У Свята есть Юния. Но у него никогда не будет моей Ю. Стыдливой, но порывистой и любознательной. Иногда дерзкой. Изредка азартной. Веселой и свободной. Одним словом, настоящей. Аутентичной, мать вашу.
– Твоя смущалка с двойным дном, – выписал как-то рецензию Филатовой Тоха. – Пробей первое, и под тихим омутом обнаружишь сногсшибательных бесов.
– У тебя состав тронулся? – разозлился я. Хотя, даже не будучи таким экспертом по бабам, каким, несомненно, являлся Тоха, чувствовал в Ю примерно то же. – Сказал же, она девочка моего близкого друга!
– Знаем мы эти запреты. Плавали.
– Завались, мать твою. Просто завались.
Однако…
Сказать честно, интуитивно я с первых дней в режиме охоты. Дай Ю лишь один мало-мальски внятный знак, и я не сдержусь, наброшусь. Но все ее сигналы по нынешний день смешанные. Порой она сама льнет и трется об меня так, что у меня в глазах искрит. Но стоит только зажать ее в ответку чуть наглее, чем должен, пугается и отталкивает.
Ни с одной девчонкой, кроме Ю, я не дружил. И я, блядь, не в курсе, что допустимо, а что нет. Предполагаю, пока мой язык не у нее во рту, а рука не в трусах – все нормально.
Верно ведь?
А, похуй. Не утруждайтесь успокаивать меня. Без смысла. Все равно уже не отступлю. Я раскис в этой чертовой френдзоне. Полностью.
Еще и эти конфеты…
Да у нас, блядь, культ чупа-чупса.
Виват ему. Слава. Респект. Аминь.
Когда Ю отправляет яркую сосалку в рот и начинает ее там с явным удовольствием гонять, выглядит это чертовски умилительно. И вместе с тем… Сжатие и выпячивание и без того манящих меня губ, влажное причмокивание, откровенное полизывание, мелькание розового языка – все это орет такой сексуальностью, что пихает меня с края пропасти.
Я должен перестать покупать ей дьявольские чупа-чупсы. Но я продолжаю, обостряя тем самым собственный тайный культ. Культ онаниста, блядь.
Я хочу этот язык. На любую часть себя. Но на член, конечно, страшнее всего. Адски.
Понимаю, что это Ю. Моя маленькая и нежная Ю.
Не отыскать долбаных слов, чтобы описать, как сильно я в своем грешном воображении кайфую, и как же сильно я этого, мать вашу, стыжусь.
Ю – область моего безумия.
Непреодолимая. Темная. Божественная.
Такая вот ебалда эта ваша дружба.
Судьба моя довольно увлекательна. Но и весьма трудна.

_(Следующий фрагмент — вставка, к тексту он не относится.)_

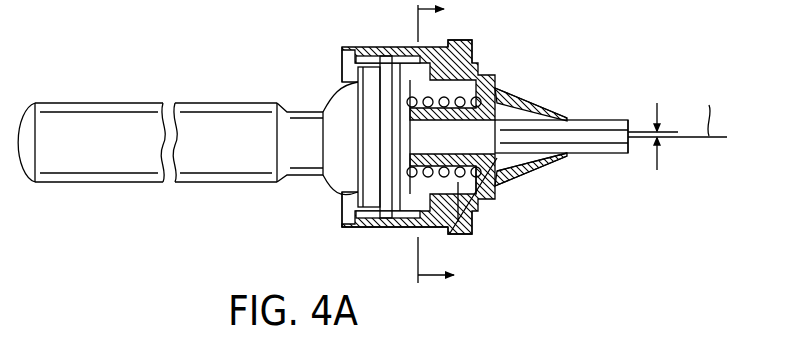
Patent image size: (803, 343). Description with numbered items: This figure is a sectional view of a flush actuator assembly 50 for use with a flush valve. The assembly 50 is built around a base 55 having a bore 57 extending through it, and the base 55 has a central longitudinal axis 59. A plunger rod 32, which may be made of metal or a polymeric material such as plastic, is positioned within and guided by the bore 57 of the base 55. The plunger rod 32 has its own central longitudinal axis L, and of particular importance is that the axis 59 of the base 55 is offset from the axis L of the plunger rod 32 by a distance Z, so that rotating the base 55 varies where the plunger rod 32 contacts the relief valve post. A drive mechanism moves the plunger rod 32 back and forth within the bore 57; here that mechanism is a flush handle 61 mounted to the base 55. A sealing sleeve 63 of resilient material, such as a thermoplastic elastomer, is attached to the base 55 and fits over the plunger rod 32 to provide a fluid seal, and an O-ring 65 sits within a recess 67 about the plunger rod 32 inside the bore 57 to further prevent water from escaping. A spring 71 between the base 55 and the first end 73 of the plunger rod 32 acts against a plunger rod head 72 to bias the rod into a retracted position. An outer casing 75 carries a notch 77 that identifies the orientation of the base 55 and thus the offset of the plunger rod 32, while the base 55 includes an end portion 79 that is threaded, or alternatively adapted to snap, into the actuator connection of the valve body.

The flush actuator assembly 50 is at (201, 44).
The flush handle 61 is at (72, 106).
The notch 77 is at (342, 62).
The plunger rod head 72 is at (393, 64).
The first end of the plunger rod 73 is at (405, 152).
The base 55 is at (478, 60).
The bore 57 is at (503, 90).
The plunger rod 32 is at (588, 120).
The central longitudinal axis of the base 59 is at (643, 128).
The O-ring 65 is at (483, 184).
The sealing sleeve 63 is at (544, 172).
The end portion 79 is at (470, 215).
The recess 67 is at (462, 233).
The spring 71 is at (368, 230).
The outer casing 75 is at (342, 230).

– Выходишь сегодня? – спрашивает Самсон якобы между прочим, припечатав меня презрительным взглядом.
Выкатываю фак раньше, чем удосуживаюсь ответить на этот тупой подкат.
– Тебе тусить, что ли, не с кем?
– А тебе, я смотрю, теперь всегда есть с кем. На нычку.
Сжимая зубы, сдерживаю все то дерьмо, что толкается наружу, едва это слышу.
– Че ты ко мне доебался? – приглушенно цежу по слогам.
– Все мои школьные друзья в курсе того, что случилось в моей семье. Когда я смотрю на них, вижу это в их чертовых глазах. Поэтому да, ебал я с ними тусить. А у тебя, сразу видно, кишка толста. С тобой легко.
– И что же такого ужасного случилось в твоей благочестивой семейке? – иронизирую гнусно. – Может, твоего отца, как моего, нарекли преступником столетия и запихнули за решетку?
– Хуже.
– Что, блядь, может быть хуже?
– Мать мою застрелил ее любовник.
– И…
Честно говоря, я, черт возьми, не знаю, как на это реагировать.